Minha mãe apontou para o cabelo da vó Nina  era deixou escapar um ó. Apenas isso: ó! A opinião dela se resumia a uma letra. Meu pai também parecia espantado, mas só falou depois de dar uma volta ao redor da sogra pra examinar o penteado por todos os ângulos. Aí levantou os braços e disse francamente o que pensava: é  como se o verbo fosse adjetivo.

Vó Nina balançou a cabeça e concluiu o óbvio: "Vocês não gostaram". Minha mãe garantiu que não era bem assim: o vermelho nunca sai de moda e dá uma aparência, como dizer? Quem disse foi o meu pai: diferente!

Esse é o tipo da palavra que à primeira vista soa simpática, mas no fundo não significa nada. Diferente de quê? De quem? Minha avó se virou para o Xandi, que tinha saído do banho e entrado na sala enrolado na toalha. O insensível disse que vó Nina estava parecendo uma lanterna e começou a mexer nos mapas e folhetos espalhados sobre a mesa. Ao ouviu falar em nova lua-de-mel, ele contou que era doido pra conhecer a Lua e andar de foguete, será que poderia usar roupas de astronauta? Minha mãe  explicou que dessa vez só ela é papai iriam viajar - a gente passava uma semana na praia!

Foi então que explodiu a birra. De nada adiantou vó Nina prometer passeio no cinema, na sorveteria, no planetário e no shopping.
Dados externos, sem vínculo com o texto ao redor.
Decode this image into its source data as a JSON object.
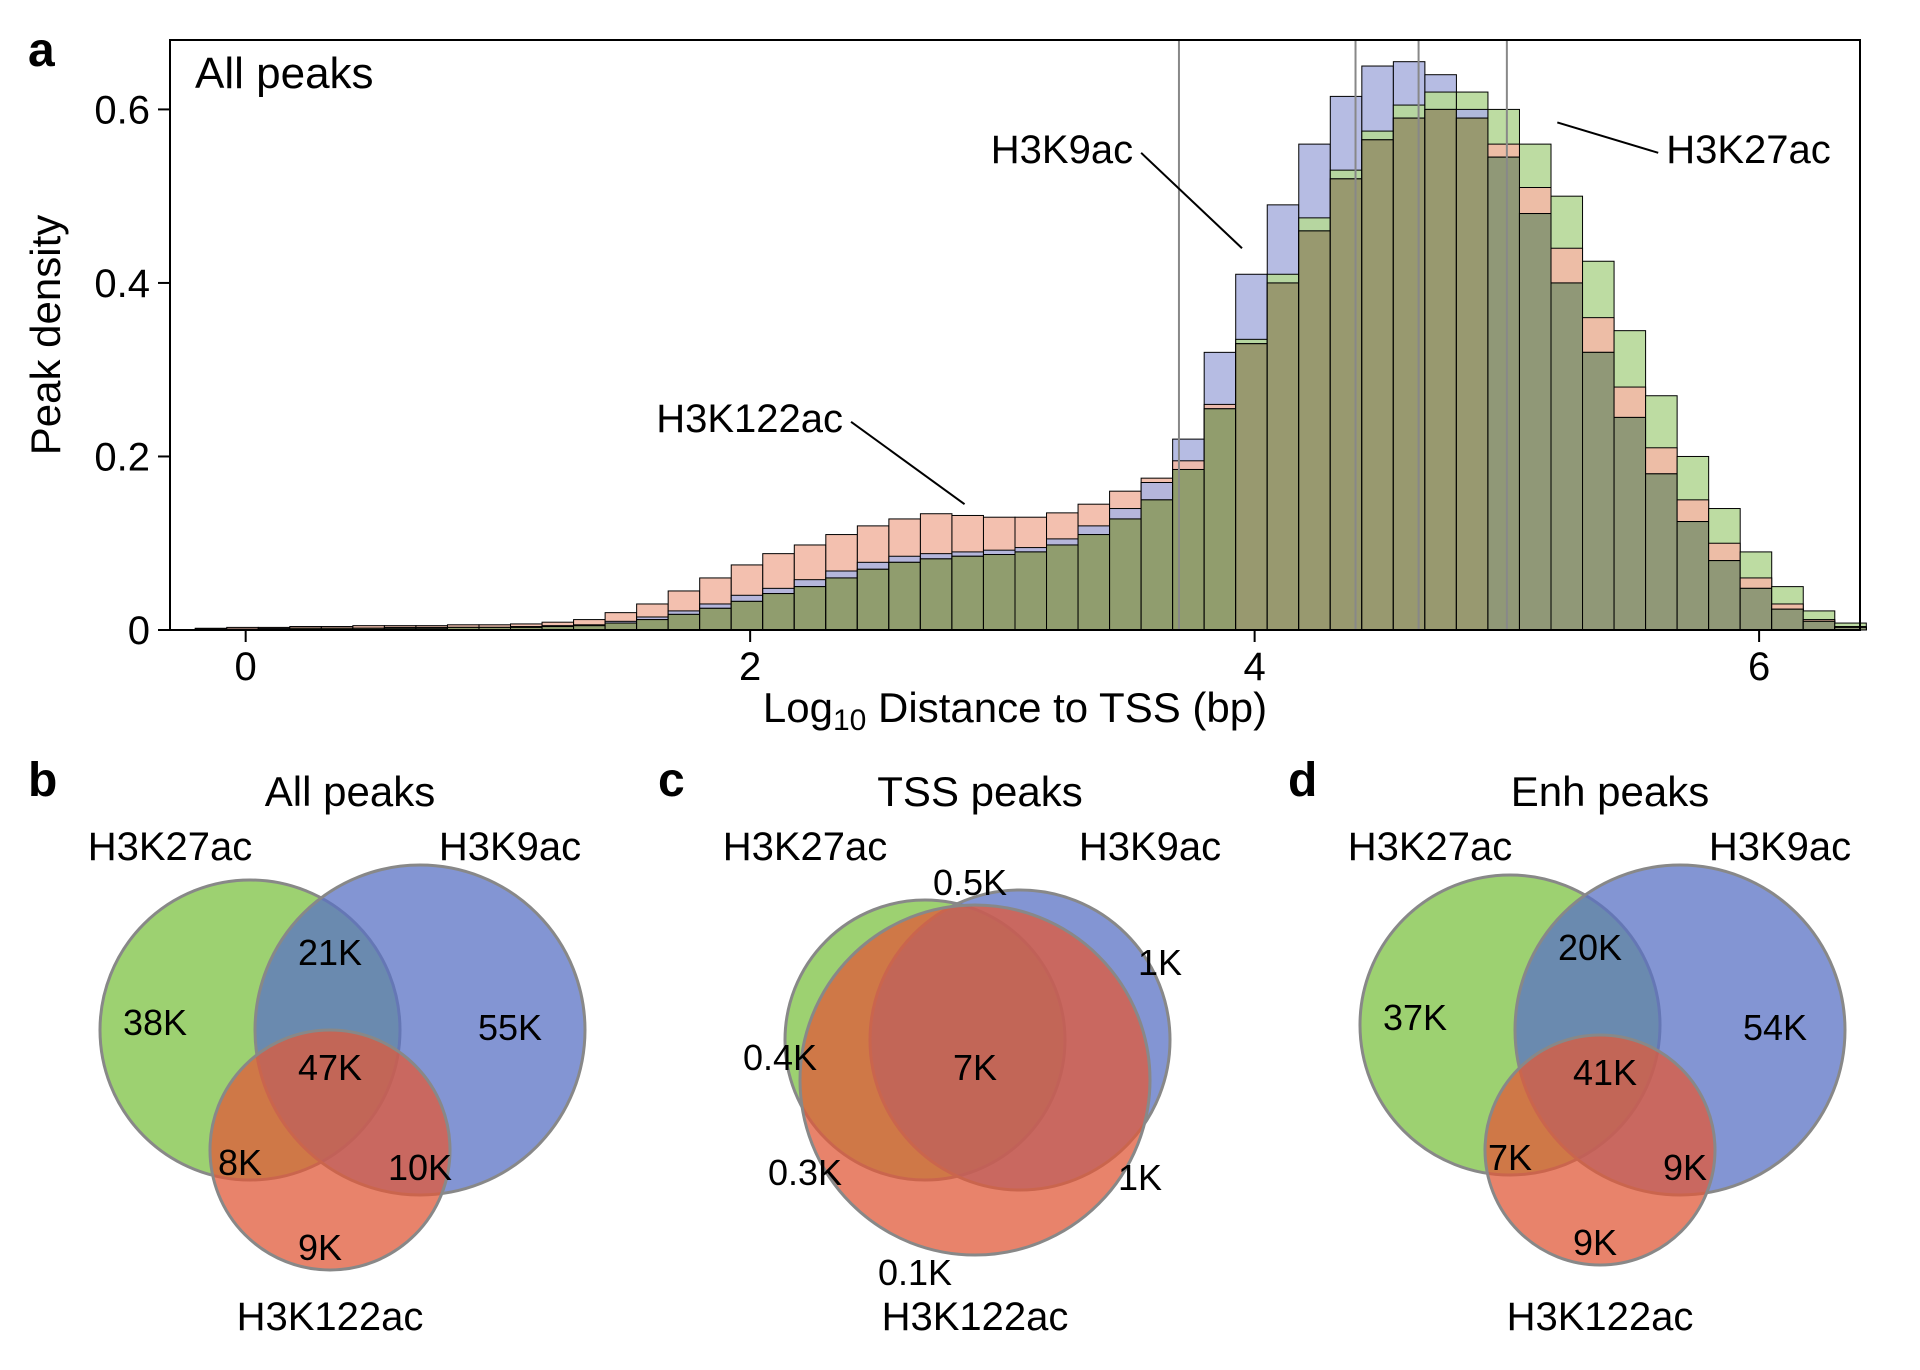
{
  "panelA": {
    "label": "a",
    "title_inset": "All peaks",
    "xlabel_prefix": "Log",
    "xlabel_sub": "10",
    "xlabel_suffix": " Distance to TSS (bp)",
    "ylabel": "Peak density",
    "xlim": [
      -0.3,
      6.4
    ],
    "ylim": [
      0,
      0.68
    ],
    "xticks": [
      0,
      2,
      4,
      6
    ],
    "yticks": [
      0,
      0.2,
      0.4,
      0.6
    ],
    "vertical_lines": [
      3.7,
      4.4,
      4.65,
      5.0
    ],
    "vertical_line_color": "#888888",
    "series_labels": {
      "H3K122ac": "H3K122ac",
      "H3K9ac": "H3K9ac",
      "H3K27ac": "H3K27ac"
    },
    "colors": {
      "H3K122ac": "#f2b9a6",
      "H3K9ac": "#aeb5e0",
      "H3K27ac": "#b6d898",
      "overlap_dark": "#8a9365",
      "bar_stroke": "#000000",
      "plot_border": "#000000",
      "background": "#ffffff",
      "tick_color": "#000000",
      "text_color": "#000000"
    },
    "bin_width": 0.125,
    "histograms": {
      "x": [
        -0.2,
        -0.075,
        0.05,
        0.175,
        0.3,
        0.425,
        0.55,
        0.675,
        0.8,
        0.925,
        1.05,
        1.175,
        1.3,
        1.425,
        1.55,
        1.675,
        1.8,
        1.925,
        2.05,
        2.175,
        2.3,
        2.425,
        2.55,
        2.675,
        2.8,
        2.925,
        3.05,
        3.175,
        3.3,
        3.425,
        3.55,
        3.675,
        3.8,
        3.925,
        4.05,
        4.175,
        4.3,
        4.425,
        4.55,
        4.675,
        4.8,
        4.925,
        5.05,
        5.175,
        5.3,
        5.425,
        5.55,
        5.675,
        5.8,
        5.925,
        6.05,
        6.175,
        6.3
      ],
      "H3K122ac": [
        0.002,
        0.003,
        0.003,
        0.004,
        0.004,
        0.005,
        0.005,
        0.005,
        0.006,
        0.006,
        0.007,
        0.009,
        0.012,
        0.02,
        0.03,
        0.045,
        0.06,
        0.075,
        0.088,
        0.098,
        0.11,
        0.12,
        0.128,
        0.134,
        0.132,
        0.13,
        0.13,
        0.135,
        0.145,
        0.16,
        0.175,
        0.195,
        0.26,
        0.33,
        0.4,
        0.46,
        0.52,
        0.565,
        0.59,
        0.6,
        0.59,
        0.56,
        0.51,
        0.44,
        0.36,
        0.28,
        0.21,
        0.15,
        0.1,
        0.06,
        0.03,
        0.012,
        0.004
      ],
      "H3K9ac": [
        0.001,
        0.001,
        0.002,
        0.002,
        0.002,
        0.002,
        0.003,
        0.003,
        0.003,
        0.003,
        0.004,
        0.005,
        0.006,
        0.01,
        0.015,
        0.022,
        0.03,
        0.04,
        0.048,
        0.058,
        0.068,
        0.078,
        0.085,
        0.088,
        0.09,
        0.092,
        0.095,
        0.105,
        0.12,
        0.14,
        0.17,
        0.22,
        0.32,
        0.41,
        0.49,
        0.56,
        0.615,
        0.65,
        0.655,
        0.64,
        0.6,
        0.545,
        0.48,
        0.4,
        0.32,
        0.245,
        0.18,
        0.125,
        0.08,
        0.048,
        0.024,
        0.01,
        0.003
      ],
      "H3K27ac": [
        0.001,
        0.001,
        0.001,
        0.002,
        0.002,
        0.002,
        0.002,
        0.002,
        0.003,
        0.003,
        0.003,
        0.004,
        0.005,
        0.008,
        0.012,
        0.018,
        0.025,
        0.033,
        0.042,
        0.05,
        0.06,
        0.07,
        0.078,
        0.082,
        0.085,
        0.087,
        0.09,
        0.098,
        0.11,
        0.128,
        0.15,
        0.185,
        0.255,
        0.335,
        0.41,
        0.475,
        0.53,
        0.575,
        0.605,
        0.62,
        0.62,
        0.6,
        0.56,
        0.5,
        0.425,
        0.345,
        0.27,
        0.2,
        0.14,
        0.09,
        0.05,
        0.022,
        0.008
      ]
    },
    "label_positions": {
      "H3K122ac": {
        "lx": 2.4,
        "ly": 0.24,
        "tx": 2.85,
        "ty": 0.145
      },
      "H3K9ac": {
        "lx": 3.55,
        "ly": 0.55,
        "tx": 3.95,
        "ty": 0.44
      },
      "H3K27ac": {
        "lx": 5.6,
        "ly": 0.55,
        "tx": 5.2,
        "ty": 0.585
      }
    }
  },
  "panelB": {
    "label": "b",
    "title": "All peaks",
    "labels": {
      "left": "H3K27ac",
      "right": "H3K9ac",
      "bottom": "H3K122ac"
    },
    "values": {
      "only_left": "38K",
      "only_right": "55K",
      "only_bottom": "9K",
      "left_right": "21K",
      "left_bottom": "8K",
      "right_bottom": "10K",
      "center": "47K"
    }
  },
  "panelC": {
    "label": "c",
    "title": "TSS peaks",
    "labels": {
      "left": "H3K27ac",
      "right": "H3K9ac",
      "bottom": "H3K122ac"
    },
    "values": {
      "only_left": "0.4K",
      "only_right": "1K",
      "only_bottom": "0.1K",
      "left_right": "0.5K",
      "left_bottom": "0.3K",
      "right_bottom": "1K",
      "center": "7K"
    }
  },
  "panelD": {
    "label": "d",
    "title": "Enh peaks",
    "labels": {
      "left": "H3K27ac",
      "right": "H3K9ac",
      "bottom": "H3K122ac"
    },
    "values": {
      "only_left": "37K",
      "only_right": "54K",
      "only_bottom": "9K",
      "left_right": "20K",
      "left_bottom": "7K",
      "right_bottom": "9K",
      "center": "41K"
    }
  },
  "venn_colors": {
    "left": "#7cc242",
    "right": "#5a72c4",
    "bottom": "#e05a3a",
    "stroke": "#888888",
    "opacity": 0.75,
    "text": "#000000"
  },
  "fonts": {
    "panel_label_size": 48,
    "axis_label_size": 42,
    "chart_text_size": 40,
    "venn_title_size": 42,
    "venn_label_size": 40,
    "venn_value_size": 36
  }
}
Só houve trégua quando minha mãe anunciou que traria um presente bem bacana - desde, é claro, que ele parasse de chorar. Meu pai resolveu fazer graça: "Que tal ganhar um irmãozinho?".

Xandi deve ter imaginado que a idéia era adotar um órfão na Lua. E foi logo avisando, aos berros, que não estava a fim de dividir o quarto com um ET.